HOSPICE LIVING ...
Death and Dying is Alive, believe it or not. That's why hospices exist. Best would be "At Home". As our body collapses, various levels of support can be used.
Eventually only very professional stuff, very expensive and tricky, might be needed. Between these two extremes, we "living" people can be so upset. This discussion topic is for the End_Of_Life feelings.
Our End_Of_Life existence is not usually comfortable. That's why so many chemical "Downers" (alcohol, tranquilizers, THC, etc) are so popular. Being sensible and awake to real life is so scary.
In this topic, we will try to make this End_of_life stage less scary. Dying and death are natural. That's a scary secret.
I am very new, although we have been living in this government hospice for about ten years, with 11 other independent units.

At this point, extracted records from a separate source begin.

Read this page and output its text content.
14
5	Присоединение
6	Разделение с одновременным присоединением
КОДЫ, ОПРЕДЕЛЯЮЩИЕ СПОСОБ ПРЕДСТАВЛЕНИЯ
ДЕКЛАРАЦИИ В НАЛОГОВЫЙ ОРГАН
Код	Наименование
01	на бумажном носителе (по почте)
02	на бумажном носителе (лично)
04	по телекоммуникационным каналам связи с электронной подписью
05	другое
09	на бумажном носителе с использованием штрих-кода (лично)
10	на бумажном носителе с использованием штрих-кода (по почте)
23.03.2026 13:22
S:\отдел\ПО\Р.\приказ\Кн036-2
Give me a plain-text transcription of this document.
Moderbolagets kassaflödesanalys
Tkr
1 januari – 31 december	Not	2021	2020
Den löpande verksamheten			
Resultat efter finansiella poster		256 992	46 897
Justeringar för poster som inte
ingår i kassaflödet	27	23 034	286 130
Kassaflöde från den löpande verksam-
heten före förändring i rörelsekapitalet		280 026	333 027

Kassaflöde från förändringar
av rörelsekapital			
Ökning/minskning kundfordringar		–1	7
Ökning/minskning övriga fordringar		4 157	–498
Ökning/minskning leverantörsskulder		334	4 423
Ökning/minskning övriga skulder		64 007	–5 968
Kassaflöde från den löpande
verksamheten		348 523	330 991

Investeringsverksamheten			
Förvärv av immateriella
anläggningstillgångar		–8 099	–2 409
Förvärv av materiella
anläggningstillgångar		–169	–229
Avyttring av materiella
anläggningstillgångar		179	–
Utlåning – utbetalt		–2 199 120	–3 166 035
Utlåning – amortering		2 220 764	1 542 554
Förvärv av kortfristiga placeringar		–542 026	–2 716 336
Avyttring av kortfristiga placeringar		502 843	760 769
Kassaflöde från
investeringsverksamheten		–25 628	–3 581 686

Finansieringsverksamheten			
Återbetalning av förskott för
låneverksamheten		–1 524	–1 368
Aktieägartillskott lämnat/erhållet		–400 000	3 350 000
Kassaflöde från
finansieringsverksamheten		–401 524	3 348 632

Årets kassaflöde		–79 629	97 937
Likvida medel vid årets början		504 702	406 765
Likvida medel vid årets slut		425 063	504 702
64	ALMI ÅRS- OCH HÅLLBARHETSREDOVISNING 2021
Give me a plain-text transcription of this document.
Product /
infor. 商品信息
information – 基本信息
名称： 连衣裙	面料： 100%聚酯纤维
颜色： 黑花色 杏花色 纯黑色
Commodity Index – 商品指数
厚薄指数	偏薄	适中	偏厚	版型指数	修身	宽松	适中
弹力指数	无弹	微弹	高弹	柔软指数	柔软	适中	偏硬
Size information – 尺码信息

We watch each other moving closer to heaven. When our ambulance comes every week for one of us, we know that the newest resident will soon be occupying the vacant apartment.
The newest residents seem younger now. Baby boomers are disappearing, to be replaced by survivors of accidents.
I confess I'm not sure what you are saying here in these two posts, please forgive me for being dense. Some things like being at home as long as possible are very often the best way to be.
I had a friend pass way abut 18months ago who lived alone and was in the fortunate situation of being able to meet their own needs concerning food, medication and so on with just the help of a regular visitor that brought in the groceries and medication. It was only in the last few days that weakness made activity impossible and the person decided it was better to pass away without medical intervention at home. Great determination and belief was the basis both of their survival and their end.
Another I knew well years ago was in hospital for 9 months before passing way and had access to all that modern medicine in a hospital environment could provide. I guess it may have prolonged their life a while, and did offer comforts and company of staff and family, no isolation.
I guess it depends upon the basic nature of the person and their circumstances, and sufficient control to decide.
In any case you are right that death is a natural part of life and should ideally be met with equanimity, acceptance and little discomfort.
So have I missed the point of what you are trying to say? My apologies if so. Perhaps you would like to say more.
One month since my last post here. We baby boomers have our preferred chemicals for dealing with life.
The newcomers to this low cost hospice come with their preferred chemicals: (drugs).
Thereiis no residential staff. No common room. Shared main entrance. Large car parking for our many carers, ambulance, etc.
Independent living means getting to heaven, without any supervision.
Hi Gregz, the baby boomers era, as it's always been known as, can't live forever and whether or not this COVID-19 period will have it's own name, we have to wait and see.
Palliative care focuses on providing patients relief from pain and other symptoms of a serious illness, no matter the diagnosis or stage of disease, and their aim is to improve the quality of life for both patients and their families.
No matter how we pass away or the reason why there are still going to be family and friends who only wish it's not a time to remember, they only want the good memories from the past to remember their loved ones from.
It affects each and every one all in a different way, we all grieve differently.